Anti bid antibody

Differentiated U937 and THP-1 cells were challenged with FA1090 at an MOI of ~100 and plates were centrifuged at 1500 rpm for 4 min. After 3–4h of infection, the cells were treated with DMSO or TNF-α 10 ng/ml and cycloheximide 200ng/ml for an additional 3h. Cells were washed with PBS and lysed with RIPA buffer for 30 min at 4°C under rotation.

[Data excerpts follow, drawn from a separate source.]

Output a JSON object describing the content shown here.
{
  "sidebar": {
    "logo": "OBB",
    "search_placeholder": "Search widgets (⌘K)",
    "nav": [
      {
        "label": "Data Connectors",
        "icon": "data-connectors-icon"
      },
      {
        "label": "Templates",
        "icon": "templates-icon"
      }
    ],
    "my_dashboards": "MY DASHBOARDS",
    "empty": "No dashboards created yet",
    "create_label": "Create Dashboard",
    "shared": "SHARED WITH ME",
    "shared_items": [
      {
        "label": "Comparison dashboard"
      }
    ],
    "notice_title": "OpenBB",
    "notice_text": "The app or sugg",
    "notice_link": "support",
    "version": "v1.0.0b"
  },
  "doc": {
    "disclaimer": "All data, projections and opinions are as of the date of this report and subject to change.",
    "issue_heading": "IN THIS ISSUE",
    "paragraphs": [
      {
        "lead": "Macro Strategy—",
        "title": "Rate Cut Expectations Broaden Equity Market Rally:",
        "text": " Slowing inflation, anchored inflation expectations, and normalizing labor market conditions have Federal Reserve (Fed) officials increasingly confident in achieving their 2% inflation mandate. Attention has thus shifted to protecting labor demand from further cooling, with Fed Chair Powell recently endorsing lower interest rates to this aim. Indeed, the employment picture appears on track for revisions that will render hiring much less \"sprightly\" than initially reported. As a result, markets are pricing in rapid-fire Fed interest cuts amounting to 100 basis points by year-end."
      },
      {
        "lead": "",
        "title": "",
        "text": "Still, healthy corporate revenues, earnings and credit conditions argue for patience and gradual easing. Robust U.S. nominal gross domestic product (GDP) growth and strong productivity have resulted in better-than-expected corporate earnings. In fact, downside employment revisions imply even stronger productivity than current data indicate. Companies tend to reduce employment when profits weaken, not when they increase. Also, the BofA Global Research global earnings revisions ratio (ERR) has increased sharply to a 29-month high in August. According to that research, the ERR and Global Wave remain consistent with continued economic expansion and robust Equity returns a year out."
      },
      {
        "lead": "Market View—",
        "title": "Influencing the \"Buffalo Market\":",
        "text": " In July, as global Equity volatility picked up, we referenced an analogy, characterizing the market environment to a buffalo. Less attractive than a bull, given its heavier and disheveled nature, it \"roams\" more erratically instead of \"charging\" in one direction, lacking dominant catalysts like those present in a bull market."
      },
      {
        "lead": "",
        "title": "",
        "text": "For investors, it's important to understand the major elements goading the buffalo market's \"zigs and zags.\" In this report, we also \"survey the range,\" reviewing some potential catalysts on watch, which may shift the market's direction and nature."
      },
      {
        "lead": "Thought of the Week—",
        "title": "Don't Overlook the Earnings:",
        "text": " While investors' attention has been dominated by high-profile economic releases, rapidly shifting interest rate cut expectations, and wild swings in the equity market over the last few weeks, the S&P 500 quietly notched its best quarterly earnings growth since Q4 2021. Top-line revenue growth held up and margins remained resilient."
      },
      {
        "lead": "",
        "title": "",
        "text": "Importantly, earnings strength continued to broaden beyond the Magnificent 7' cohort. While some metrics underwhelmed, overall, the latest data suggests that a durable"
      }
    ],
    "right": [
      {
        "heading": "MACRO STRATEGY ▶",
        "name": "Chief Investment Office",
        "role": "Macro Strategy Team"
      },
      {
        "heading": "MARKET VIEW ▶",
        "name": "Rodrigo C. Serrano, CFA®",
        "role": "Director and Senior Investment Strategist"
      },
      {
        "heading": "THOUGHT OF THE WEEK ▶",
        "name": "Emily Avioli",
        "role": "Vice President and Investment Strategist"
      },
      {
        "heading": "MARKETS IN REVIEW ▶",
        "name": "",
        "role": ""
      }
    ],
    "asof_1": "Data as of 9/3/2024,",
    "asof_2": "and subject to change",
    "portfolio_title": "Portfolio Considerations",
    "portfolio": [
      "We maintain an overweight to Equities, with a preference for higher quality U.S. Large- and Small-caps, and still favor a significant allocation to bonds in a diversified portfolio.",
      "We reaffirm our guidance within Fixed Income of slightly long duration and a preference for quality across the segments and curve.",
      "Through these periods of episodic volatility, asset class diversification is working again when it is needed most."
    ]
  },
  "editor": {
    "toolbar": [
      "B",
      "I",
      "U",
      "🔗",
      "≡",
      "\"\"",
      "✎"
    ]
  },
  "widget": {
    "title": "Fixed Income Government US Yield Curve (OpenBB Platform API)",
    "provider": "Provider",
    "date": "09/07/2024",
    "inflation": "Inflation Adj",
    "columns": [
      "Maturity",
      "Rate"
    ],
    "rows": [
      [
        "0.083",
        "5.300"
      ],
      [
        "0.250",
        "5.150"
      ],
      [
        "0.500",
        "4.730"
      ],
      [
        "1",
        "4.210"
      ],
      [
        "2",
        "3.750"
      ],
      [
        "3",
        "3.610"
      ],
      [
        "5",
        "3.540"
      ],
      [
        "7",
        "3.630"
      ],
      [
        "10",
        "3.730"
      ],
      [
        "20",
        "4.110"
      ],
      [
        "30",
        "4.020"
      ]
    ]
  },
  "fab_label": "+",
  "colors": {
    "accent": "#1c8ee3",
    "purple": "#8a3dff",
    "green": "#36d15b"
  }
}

Lysates were centrifuged at 12,000 rpm for 10 min at 4°C. The supernatants were transferred to fresh tubes and stored at −80°C. 7 to 23 μg of cellular extracts in SDS sample buffer containing β – mercaptoethanol were separated on 15% SDS-polyacrylmide gel and proteins were transferred to a polyvinylidene fluoride membrane in 10 mM CAPS (N-cyclohexo-3-amino-propanesulfonic acid) buffer with 10% methanol at pH 11 for 1h. After saturation in Tris buffered saline containing 0.1% Tween 20 and 5% dry milk, membranes were incubated overnight with anti-Bid antibody (1:1000, #2002, Cell Signaling) or anti-α-β-tubulin antibody (1:1000, 9F3, Cell Signaling). The membranes were then washed and incubated with secondary goat anti-rabbit antibody conjugated to horseradish peroxidase (1:1000, Jackson ImmunoResearch) for 1h. After washing, blots were developed with ECL Plus Western Blotting detection reagent (Amersham, GE Healthcare) and visualized using a ChemiDox XXRS molecular imager (Bio-Rad).